The scientific process involves many steps, from developing a theory and creating hypotheses to collecting and analysing data.
Each of these steps can potentially affect the final conclusions, but to what extent? Specifically, will different researchers reach different conclusions based on the same data and hypotheses?
Now a major study published in the journal Nature has sought answers to these questions in the context of brain imaging research, but which can be applied much more widely.
Lecturer in Psychology Dr Nadège Bault was part of a team of almost 200 researchers who took part in the Neuroimaging Analysis, Replication and Prediction Study (NARPS), investigating how variable the findings of brain imaging research are as a result of researchers’ choices about how to analyse the data. The project was led by Dr Rotem Botvinik-Nezer from Dartmouth College and Dr Tom Schonberg from Tel Aviv University, along with Dr Russell Poldrack from Stanford University.
The results of NARPS show for the first time that there is considerable variance when the same complex neuroimaging dataset is analysed with different ‘analysis pipelines’ to test the same hypotheses.
No two teams chose identical workflows to analyse the data, leading to a wide range of different conclusions. The number of teams reporting a statistically significant outcome for each hypothesis varied substantially; for five of the hypotheses there was substantial disagreement, with between 20 and 40 per cent of the analysis teams reporting a statistically significant result. In addition, researchers in the field were over-optimistic regarding the likelihood of significant results, even if they had analysed the data themselves.
Despite this, a meta-analysis performed on teams’ intermediate results showed convergence for most hypotheses. This suggests the last steps of the analysis workflow, which are the most susceptible to human bias and interpretation, account for a substantial part of the variability in conclusions and therefore the human factor might be more to blame than the technique itself.
Dr Bault, who is Co-Lead for the MRI (Magnetic Resonance Imaging) Lab in the University’s new Brain Research & Imaging Centre (BRIC) said:
“This exciting international project highlighted the strong drive of many researchers to improve the quality of their work.

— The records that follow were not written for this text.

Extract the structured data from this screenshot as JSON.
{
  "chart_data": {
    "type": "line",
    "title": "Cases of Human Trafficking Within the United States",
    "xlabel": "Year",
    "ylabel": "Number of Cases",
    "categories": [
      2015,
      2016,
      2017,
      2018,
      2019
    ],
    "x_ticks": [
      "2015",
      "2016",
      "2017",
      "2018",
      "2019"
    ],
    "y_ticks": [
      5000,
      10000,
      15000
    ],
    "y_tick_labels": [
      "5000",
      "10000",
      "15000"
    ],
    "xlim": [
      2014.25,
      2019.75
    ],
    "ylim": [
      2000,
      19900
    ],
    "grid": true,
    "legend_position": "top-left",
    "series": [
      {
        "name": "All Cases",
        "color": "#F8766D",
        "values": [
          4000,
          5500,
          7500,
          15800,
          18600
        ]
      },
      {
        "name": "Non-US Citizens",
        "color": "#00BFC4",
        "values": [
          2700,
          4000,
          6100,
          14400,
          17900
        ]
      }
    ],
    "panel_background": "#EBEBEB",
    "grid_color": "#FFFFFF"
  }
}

This can only be achieved by cooperating in setting new standards. One aspect is the systematic sharing of data, but this on its own is not enough.
“What this study shows is that peer-validation of complex analysis workflows by making analysis code and intermediate results available is important as well. We are implementing these good practices in the BRIC MRI lab.”
The findings will be of interest to members of the neuroimaging research community, and those in every other field with complex analysis procedures, where researchers have to make many choices about how to analyse the data.
NARPS found that analytic flexibility can have substantial effects on scientific conclusions. However, the finding that underlying statistical results were relatively consistent across groups, and meta-analyses led to more convergence, suggests ways to improve research, highlighting the importance of validating and sharing complex analysis workflows, and the need for multiple analyses of the same data.
The fact that almost 200 individuals were each willing to put tens or hundreds of hours into such a critical self-assessment demonstrates the commitment of scientists in this field to assessing and improving the quality of data analyses.